Protective effect of butylated hydroxyanisole on adriamycin-induced cardiotoxicity.

Adriamycin has a wide spectrum of antitumour activity with dose-related cardiotoxicity as a major side effect. This cardiotoxicity has been suggested to result from the generation of oxygen free radicals. The objective of the present study was to investigate the influence of the antioxidant, butylated hydroxyanisole co-therapy on the cardiotoxicity of adriamycin, in-vivo. The aqueous solubility of butylated hydroxyanisole was enhanced by inclusion complex formation with hydroxypropyl-beta-cyclodextrin. The extent of drug-induced myocardial damage in rats was assessed using intravenous 111In-labelled antimyosin Fab and chronological changes in serum creatine kinase levels. There was a dose-related increase in myocardial antimyosin uptake in rats, which reached a plateau at an adriamycin dose of 10 mg kg-1. The antimyosin uptake at this dose (% dose g-1 = 0.1942 +/- 0.0150, n = 8) was significantly reduced by co-administration of butylated hydroxyanisole with adriamycin (10 mg kg-1 of each) to 0.1462 +/- 0.0116 (n = 5, P < 0.05).
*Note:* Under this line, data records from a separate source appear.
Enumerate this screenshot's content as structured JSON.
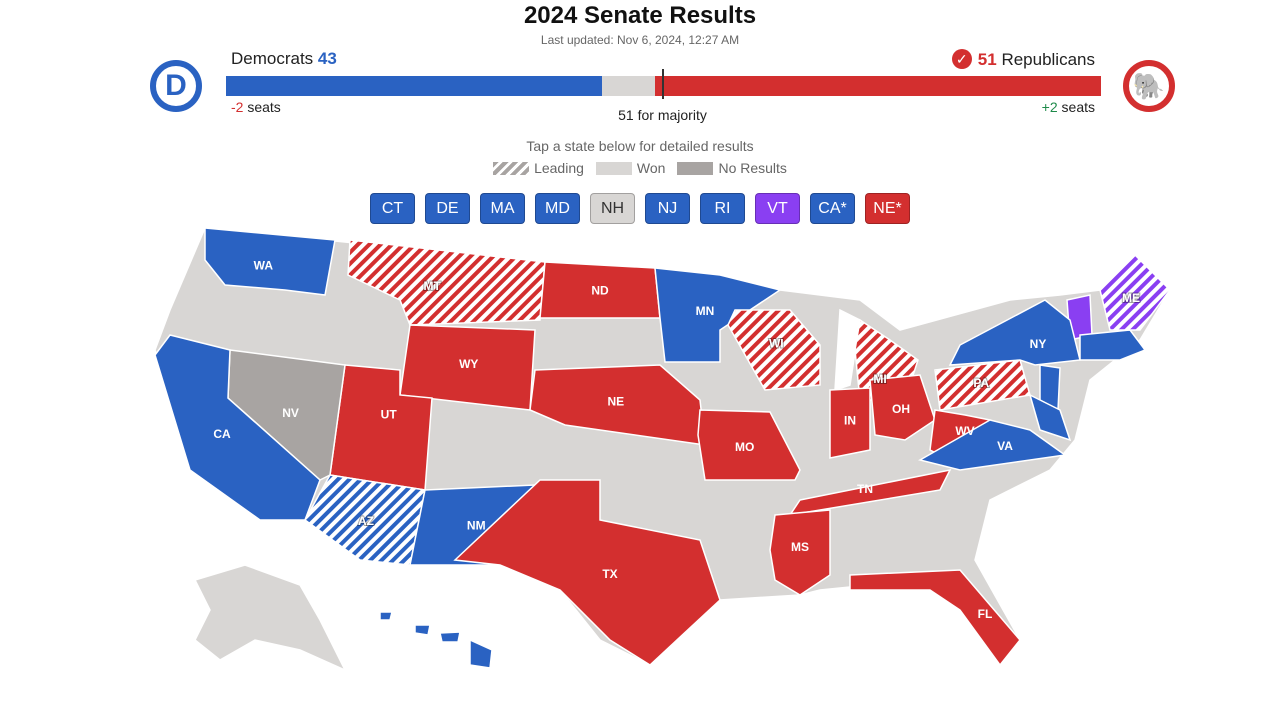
{
  "header": {
    "title": "2024 Senate Results",
    "updated": "Last updated: Nov 6, 2024, 12:27 AM"
  },
  "colors": {
    "dem": "#2a62c2",
    "rep": "#d32f2f",
    "ind": "#8a3ff2",
    "won_gray": "#d8d6d4",
    "no_results": "#a8a4a2"
  },
  "dem": {
    "name": "Democrats",
    "count": "43",
    "change_num": "-2",
    "change_label": "seats",
    "icon": "democratic-d-logo",
    "logo_letter": "D",
    "seats": 43
  },
  "rep": {
    "name": "Republicans",
    "count": "51",
    "change_num": "+2",
    "change_label": "seats",
    "icon": "republican-elephant-logo",
    "logo_glyph": "🐘",
    "check": "✓",
    "seats": 51
  },
  "majority": "51 for majority",
  "tap_hint": "Tap a state below for detailed results",
  "legend": [
    {
      "label": "Leading",
      "style": "hatched"
    },
    {
      "label": "Won",
      "style": "light-gray"
    },
    {
      "label": "No Results",
      "style": "dark-gray"
    }
  ],
  "chips": [
    {
      "label": "CT",
      "party": "dem"
    },
    {
      "label": "DE",
      "party": "dem"
    },
    {
      "label": "MA",
      "party": "dem"
    },
    {
      "label": "MD",
      "party": "dem"
    },
    {
      "label": "NH",
      "party": "none"
    },
    {
      "label": "NJ",
      "party": "dem"
    },
    {
      "label": "RI",
      "party": "dem"
    },
    {
      "label": "VT",
      "party": "ind"
    },
    {
      "label": "CA*",
      "party": "dem"
    },
    {
      "label": "NE*",
      "party": "rep"
    }
  ],
  "states": [
    {
      "abbr": "WA",
      "party": "dem",
      "status": "won"
    },
    {
      "abbr": "MT",
      "party": "rep",
      "status": "leading"
    },
    {
      "abbr": "ND",
      "party": "rep",
      "status": "won"
    },
    {
      "abbr": "MN",
      "party": "dem",
      "status": "won"
    },
    {
      "abbr": "WY",
      "party": "rep",
      "status": "won"
    },
    {
      "abbr": "UT",
      "party": "rep",
      "status": "won"
    },
    {
      "abbr": "NV",
      "party": "none",
      "status": "no-results"
    },
    {
      "abbr": "CA",
      "party": "dem",
      "status": "won"
    },
    {
      "abbr": "AZ",
      "party": "dem",
      "status": "leading"
    },
    {
      "abbr": "NM",
      "party": "dem",
      "status": "won"
    },
    {
      "abbr": "NE",
      "party": "rep",
      "status": "won"
    },
    {
      "abbr": "MO",
      "party": "rep",
      "status": "won"
    },
    {
      "abbr": "WI",
      "party": "rep",
      "status": "leading"
    },
    {
      "abbr": "MI",
      "party": "rep",
      "status": "leading"
    },
    {
      "abbr": "IN",
      "party": "rep",
      "status": "won"
    },
    {
      "abbr": "OH",
      "party": "rep",
      "status": "won"
    },
    {
      "abbr": "WV",
      "party": "rep",
      "status": "won"
    },
    {
      "abbr": "VA",
      "party": "dem",
      "status": "won"
    },
    {
      "abbr": "PA",
      "party": "rep",
      "status": "leading"
    },
    {
      "abbr": "NY",
      "party": "dem",
      "status": "won"
    },
    {
      "abbr": "TN",
      "party": "rep",
      "status": "won"
    },
    {
      "abbr": "MS",
      "party": "rep",
      "status": "won"
    },
    {
      "abbr": "TX",
      "party": "rep",
      "status": "won"
    },
    {
      "abbr": "FL",
      "party": "rep",
      "status": "won"
    },
    {
      "abbr": "ME",
      "party": "ind",
      "status": "leading"
    },
    {
      "abbr": "HI",
      "party": "dem",
      "status": "won"
    }
  ]
}
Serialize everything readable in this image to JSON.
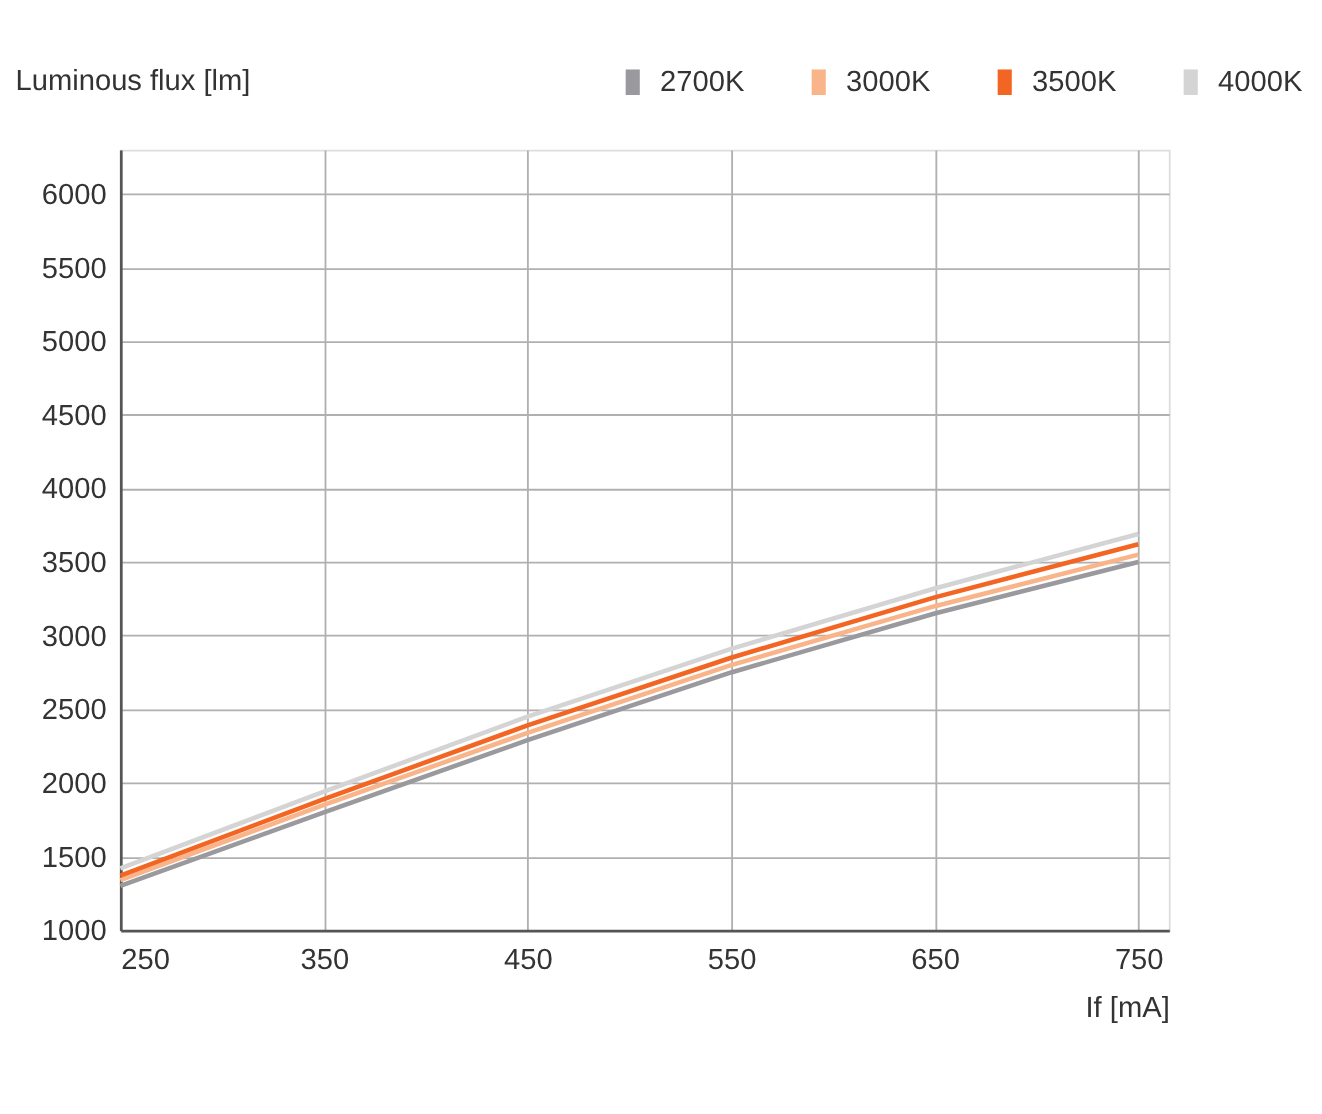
{
  "chart_data": {
    "type": "line",
    "xlabel": "If [mA]",
    "ylabel": "Luminous flux [lm]",
    "x": [
      250,
      350,
      450,
      550,
      650,
      750
    ],
    "series": [
      {
        "name": "2700K",
        "color": "#9a9a9e",
        "values": [
          1300,
          1800,
          2290,
          2750,
          3150,
          3500
        ]
      },
      {
        "name": "3000K",
        "color": "#f9b48a",
        "values": [
          1340,
          1850,
          2340,
          2800,
          3200,
          3550
        ]
      },
      {
        "name": "3500K",
        "color": "#f26522",
        "values": [
          1370,
          1890,
          2390,
          2850,
          3260,
          3620
        ]
      },
      {
        "name": "4000K",
        "color": "#d4d4d4",
        "values": [
          1420,
          1940,
          2450,
          2910,
          3320,
          3690
        ]
      }
    ],
    "xlim": [
      250,
      765
    ],
    "ylim": [
      1000,
      6300
    ],
    "xticks": [
      250,
      350,
      450,
      550,
      650,
      750
    ],
    "yticks": [
      1000,
      1500,
      2000,
      2500,
      3000,
      3500,
      4000,
      4500,
      5000,
      5500,
      6000
    ],
    "grid": true,
    "legend": "top right",
    "marker": "none",
    "line_style": "solid"
  }
}
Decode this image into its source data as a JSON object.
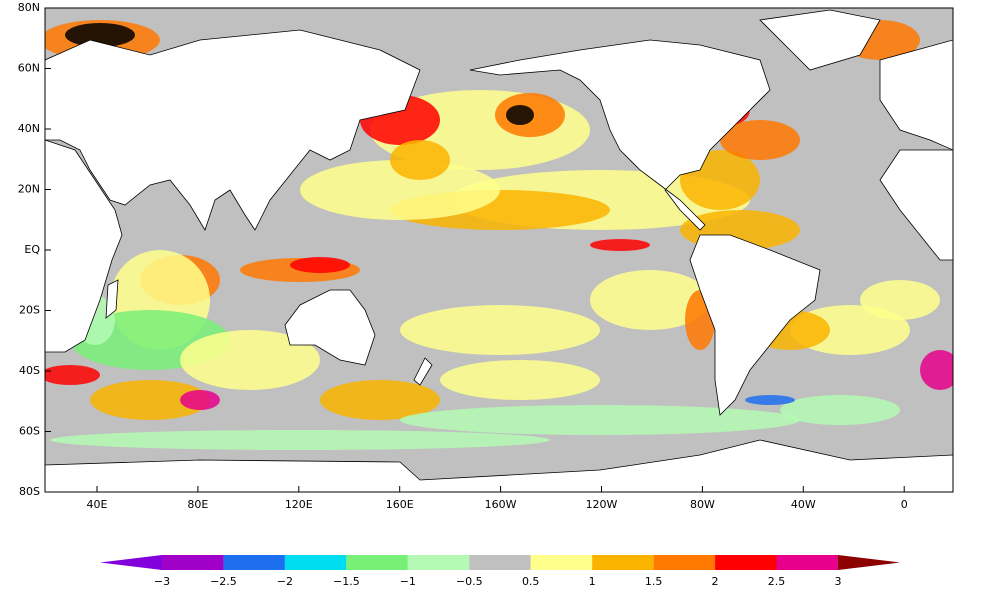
{
  "map": {
    "lat_labels": [
      "80N",
      "60N",
      "40N",
      "20N",
      "EQ",
      "20S",
      "40S",
      "60S",
      "80S"
    ],
    "lon_labels": [
      "40E",
      "80E",
      "120E",
      "160E",
      "160W",
      "120W",
      "80W",
      "40W",
      "0"
    ],
    "ocean_color": "#c0c0c0"
  },
  "colorbar": {
    "labels": [
      "−3",
      "−2.5",
      "−2",
      "−1.5",
      "−1",
      "−0.5",
      "0.5",
      "1",
      "1.5",
      "2",
      "2.5",
      "3"
    ],
    "below_color": "#8200dc",
    "colors": [
      "#a000c8",
      "#1e6ef0",
      "#00dcf0",
      "#78f078",
      "#b4fab4",
      "#c0c0c0",
      "#ffff8c",
      "#fab400",
      "#ff7800",
      "#ff0000",
      "#e6008c"
    ],
    "above_color": "#8c0000"
  }
}
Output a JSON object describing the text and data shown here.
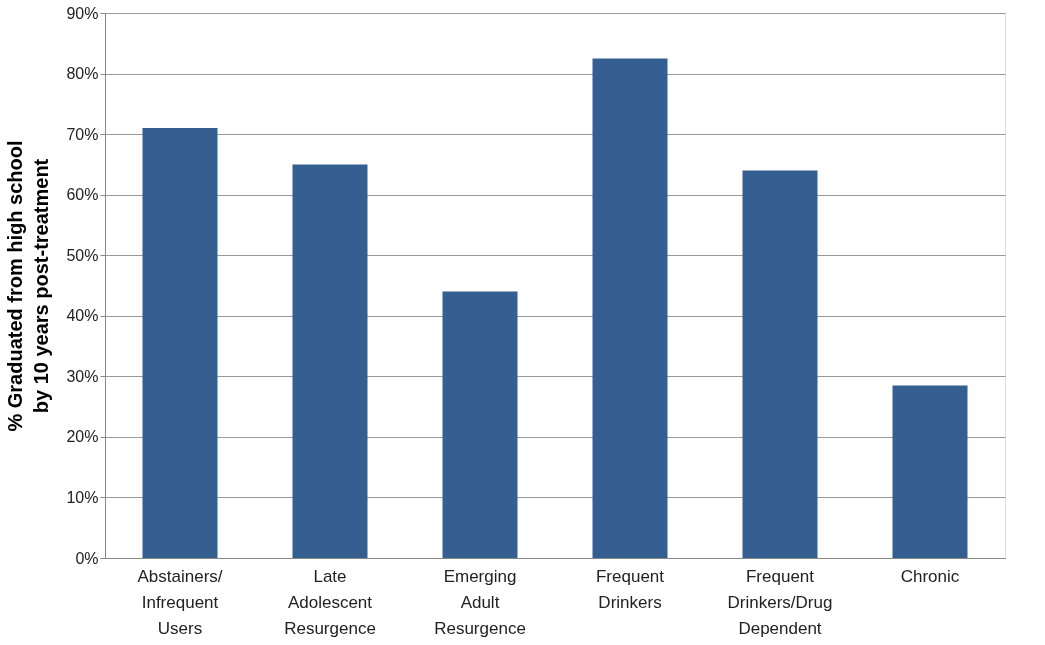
{
  "chart_data": {
    "type": "bar",
    "ylabel": "% Graduated from high school\nby 10 years post-treatment",
    "categories": [
      "Abstainers/\nInfrequent\nUsers",
      "Late\nAdolescent\nResurgence",
      "Emerging\nAdult\nResurgence",
      "Frequent\nDrinkers",
      "Frequent\nDrinkers/Drug\nDependent",
      "Chronic"
    ],
    "values": [
      71,
      65,
      44,
      82.5,
      64,
      28.5
    ],
    "color": "#355f91",
    "ylim": [
      0,
      90
    ],
    "yticks": [
      {
        "value": 0,
        "label": "0%"
      },
      {
        "value": 10,
        "label": "10%"
      },
      {
        "value": 20,
        "label": "20%"
      },
      {
        "value": 30,
        "label": "30%"
      },
      {
        "value": 40,
        "label": "40%"
      },
      {
        "value": 50,
        "label": "50%"
      },
      {
        "value": 60,
        "label": "60%"
      },
      {
        "value": 70,
        "label": "70%"
      },
      {
        "value": 80,
        "label": "80%"
      },
      {
        "value": 90,
        "label": "90%"
      }
    ],
    "grid": "y"
  }
}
Assessment of cardiotoxicity in the rats was also performed by measuring serial changes in serum creatine kinase levels. Increasing doses of adriamycin caused an increase in serum creatine kinase levels with peak values obtained between 2 and 8 h after dosing. These values decreased upon co-administration of butylated hydroxyanisole with adriamycin at 10 mg kg-1, each and 30 mg kg-1 each by 29 and 41%, respectively. On the other hand, butylated hydroxyanisole did not inhibit the tumouricidal activity of adriamycin as investigated in-vitro using the NMU rat mammary adenocarcinoma cell-line. The significant reduction in anthracycline cardiotoxicity by butylated hydroxyanisole coadministration may result from its scavenging action on adriamycin-mediated free-radical formation or its enhancement of activity of enzymes involved in the metabolism of adriamycin.